Skip searching for better indentation heuristics if we'd slide a hunk more
than its size. This is the easiest fix proposed in the analysis[1] in
response to a patch that mercurial took for xdiff to limit searching
by a constant. Using a performance test as:
#!python
open('a', 'w').write(" \n" * 1000000)
open('b', 'w').write(" \n" * 1000001)
This patch reduces the execution of "git diff --no-index a b" from
0.70s to 0.31s. However limiting the sliding to the size of the diff hunk,
which was proposed as a solution (that I found easiest to implement for
now) is not optimal for cases like
open('a', 'w').write(" \n" * 1000000)
open('b', 'w').write(" \n" * 2000000)
as then we'd still slide 1000000 times.
In addition to limiting the sliding to size of the hunk, also limit by a
constant. Choose 100 lines as the constant as that fits more than a screen,
which really means that the diff sliding is probably not providing a lot
of benefit anyway.
[1]
https://public-inbox.org/git/[email protected]/
Reported-by: Jun Wu <[email protected]>
Analysis-by: Michael Haggerty <[email protected]>
Signed-off-by: Stefan Beller <[email protected]>
---
> Plus, it should always give the right answer.
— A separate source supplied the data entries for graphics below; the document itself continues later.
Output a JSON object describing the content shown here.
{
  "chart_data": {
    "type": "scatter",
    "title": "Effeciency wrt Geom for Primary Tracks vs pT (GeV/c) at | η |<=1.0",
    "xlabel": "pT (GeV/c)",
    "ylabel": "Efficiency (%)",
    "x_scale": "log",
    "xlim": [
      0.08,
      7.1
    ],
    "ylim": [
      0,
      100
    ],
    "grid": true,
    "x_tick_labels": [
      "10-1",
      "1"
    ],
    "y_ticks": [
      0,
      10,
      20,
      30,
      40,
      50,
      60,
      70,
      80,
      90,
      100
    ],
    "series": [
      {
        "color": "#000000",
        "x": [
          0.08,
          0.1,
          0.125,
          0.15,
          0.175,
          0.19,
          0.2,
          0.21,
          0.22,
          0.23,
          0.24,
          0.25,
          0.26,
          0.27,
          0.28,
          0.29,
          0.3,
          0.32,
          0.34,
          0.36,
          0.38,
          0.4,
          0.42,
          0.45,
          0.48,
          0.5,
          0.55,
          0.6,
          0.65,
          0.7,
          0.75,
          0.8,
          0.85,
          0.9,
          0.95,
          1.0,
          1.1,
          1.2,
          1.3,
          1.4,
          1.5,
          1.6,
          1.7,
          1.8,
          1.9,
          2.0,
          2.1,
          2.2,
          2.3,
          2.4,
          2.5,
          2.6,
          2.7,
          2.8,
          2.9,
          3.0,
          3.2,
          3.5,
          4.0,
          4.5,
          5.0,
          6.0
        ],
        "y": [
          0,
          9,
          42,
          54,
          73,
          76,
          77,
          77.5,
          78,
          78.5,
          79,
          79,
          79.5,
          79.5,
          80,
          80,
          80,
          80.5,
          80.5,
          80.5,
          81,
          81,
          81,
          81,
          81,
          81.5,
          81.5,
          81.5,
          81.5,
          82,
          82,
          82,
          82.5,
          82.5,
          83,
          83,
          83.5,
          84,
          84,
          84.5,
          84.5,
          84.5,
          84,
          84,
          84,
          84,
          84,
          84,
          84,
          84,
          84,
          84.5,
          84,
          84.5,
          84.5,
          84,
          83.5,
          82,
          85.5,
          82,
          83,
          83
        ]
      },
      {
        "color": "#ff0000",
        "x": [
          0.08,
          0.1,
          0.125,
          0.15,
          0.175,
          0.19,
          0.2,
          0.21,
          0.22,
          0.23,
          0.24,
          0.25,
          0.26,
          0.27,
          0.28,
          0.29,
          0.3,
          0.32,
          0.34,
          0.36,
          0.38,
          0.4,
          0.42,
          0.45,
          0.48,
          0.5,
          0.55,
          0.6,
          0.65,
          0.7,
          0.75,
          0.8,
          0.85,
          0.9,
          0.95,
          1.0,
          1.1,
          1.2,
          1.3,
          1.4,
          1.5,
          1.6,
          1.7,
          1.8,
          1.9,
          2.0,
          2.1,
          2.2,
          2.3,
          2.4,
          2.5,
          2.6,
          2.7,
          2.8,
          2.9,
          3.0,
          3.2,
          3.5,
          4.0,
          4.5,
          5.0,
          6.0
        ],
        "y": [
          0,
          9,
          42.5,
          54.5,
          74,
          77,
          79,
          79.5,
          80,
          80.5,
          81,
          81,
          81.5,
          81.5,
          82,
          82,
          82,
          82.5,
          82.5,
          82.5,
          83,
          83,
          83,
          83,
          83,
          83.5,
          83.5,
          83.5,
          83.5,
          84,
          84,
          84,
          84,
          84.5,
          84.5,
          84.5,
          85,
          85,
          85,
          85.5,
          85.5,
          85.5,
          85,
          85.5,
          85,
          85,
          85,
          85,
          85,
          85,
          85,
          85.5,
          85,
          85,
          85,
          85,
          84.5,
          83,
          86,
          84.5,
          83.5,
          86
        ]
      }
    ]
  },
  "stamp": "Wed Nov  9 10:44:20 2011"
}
I was tempted to do just that, but I caved. The diff is correct,
and the hunk sliding is purely to appease the visual aspect of
humans looking at diffs. If your diff can slide more than a
monitor height, you're not interested in the best slided diff,
but something else is going on.
> There are cases where it will be
> more expensive than a fixed `MAX_BORING`, but I bet on average it will
> be faster.
So I did both, settling for performance as the utmost desire. ;-)
xdiff/xdiffi.c | 12 +++++++++++-
1 file changed, 11 insertions(+), 1 deletion(-)
diff --git a/xdiff/xdiffi.c b/xdiff/xdiffi.c
index 0de1ef463bf..91e98ee9869 100644
--- a/xdiff/xdiffi.c
+++ b/xdiff/xdiffi.c
@@ -591,6 +591,11 @@ static void measure_split(const xdfile_t *xdf, long split,
*/
#define INDENT_WEIGHT 60
+/*
+ * How far do we slide a hunk at most?
+ */
+#define INDENT_HEURISTIC_MAX_SLIDING 100
+
/*
* Compute a badness score for the hypothetical split whose measurements are
* stored in m. The weight factors were determined empirically using the tools
and
@@ -903,7 +908,12 @@ int xdl_change_compact(xdfile_t *xdf, xdfile_t *xdfo, long
flags) {
long shift, best_shift = -1;
struct split_score best_score;
- for (shift = earliest_end; shift <= g.end; shift++) {
+ shift = earliest_end;
+ if (g.end - groupsize - 1 > shift)
+ shift = g.end - groupsize - 1;
+ if (g.end - INDENT_HEURISTIC_MAX_SLIDING > shift)
+ shift = g.end - INDENT_HEURISTIC_MAX_SLIDING;
+ for (; shift <= g.end; shift++) {
struct split_measurement m;
struct split_score score = {0, 0};
--
2.18.0.345.g5c9ce644c3-goog